É texto para especialistas. Entretanto, o modo apaixonado e sedutor com que o tema é trabalhado, aliado a uma linguagem clara, o faz merecer uma divulgação mais ampla, já que Jorge explica a maioria das palavras técnicas e põe o leitor em contato íntimo com a terminologia arquitetônica. Neste sentido, porém, deve ser feita uma pequena observação: poderiam ter sido explicadas as palavras picnostilo, sístilo, êustilo, diástilo e areostilo. Segundo Perrault, em sua tradução de Vitrúvio, estas palavras significam respectivamente: colunas juntas, colunas aproximadas, colunas bem colocadas, colunas distantes e colunas raras.
Outra observação refere-se ao pequeno templo de Bramante, cabendo uma pergunta ao autor. A separação entre colunas neste templo é de 3 por 1, o que coloca este vão na categoria de diástilo. Vitrúvio, no Livro 3, capítulo 3, recomenda o uso, em entradas e saídas de edifícios, de um vão entre colunas de 3 por 1. Afirma ainda, porém, que o melhor espaçamento, o êustilo, seja de 2,25 por 1, o que deve ser mantido em toda a edificação.
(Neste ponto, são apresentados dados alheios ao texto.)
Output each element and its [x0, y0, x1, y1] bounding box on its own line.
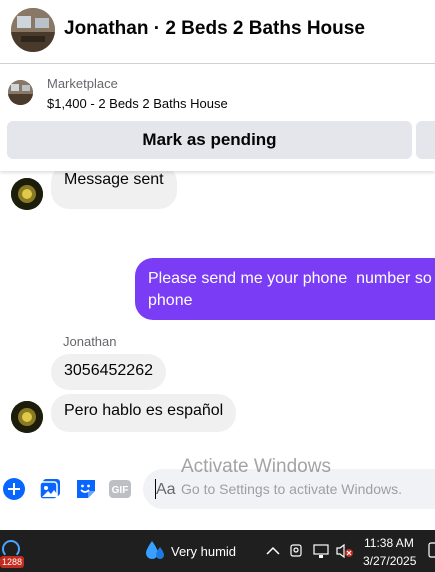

A questão é: no Tempieto, Bramante seguiu a recomendação de Vitrúvio no espaçamento das colunas, ou simplesmente chegou a isto determinado pelas proporções do edifício?
"O Desenho da Janela" é texto persuasivo, mais do que sedutor, pois agrada e aconselha sem artifícios.

LUIS A.S. MUNARI é professor de história da arte da Faculdade de Arquitetura e Urbanismo da Universidade de São Paulo (FAU/USP)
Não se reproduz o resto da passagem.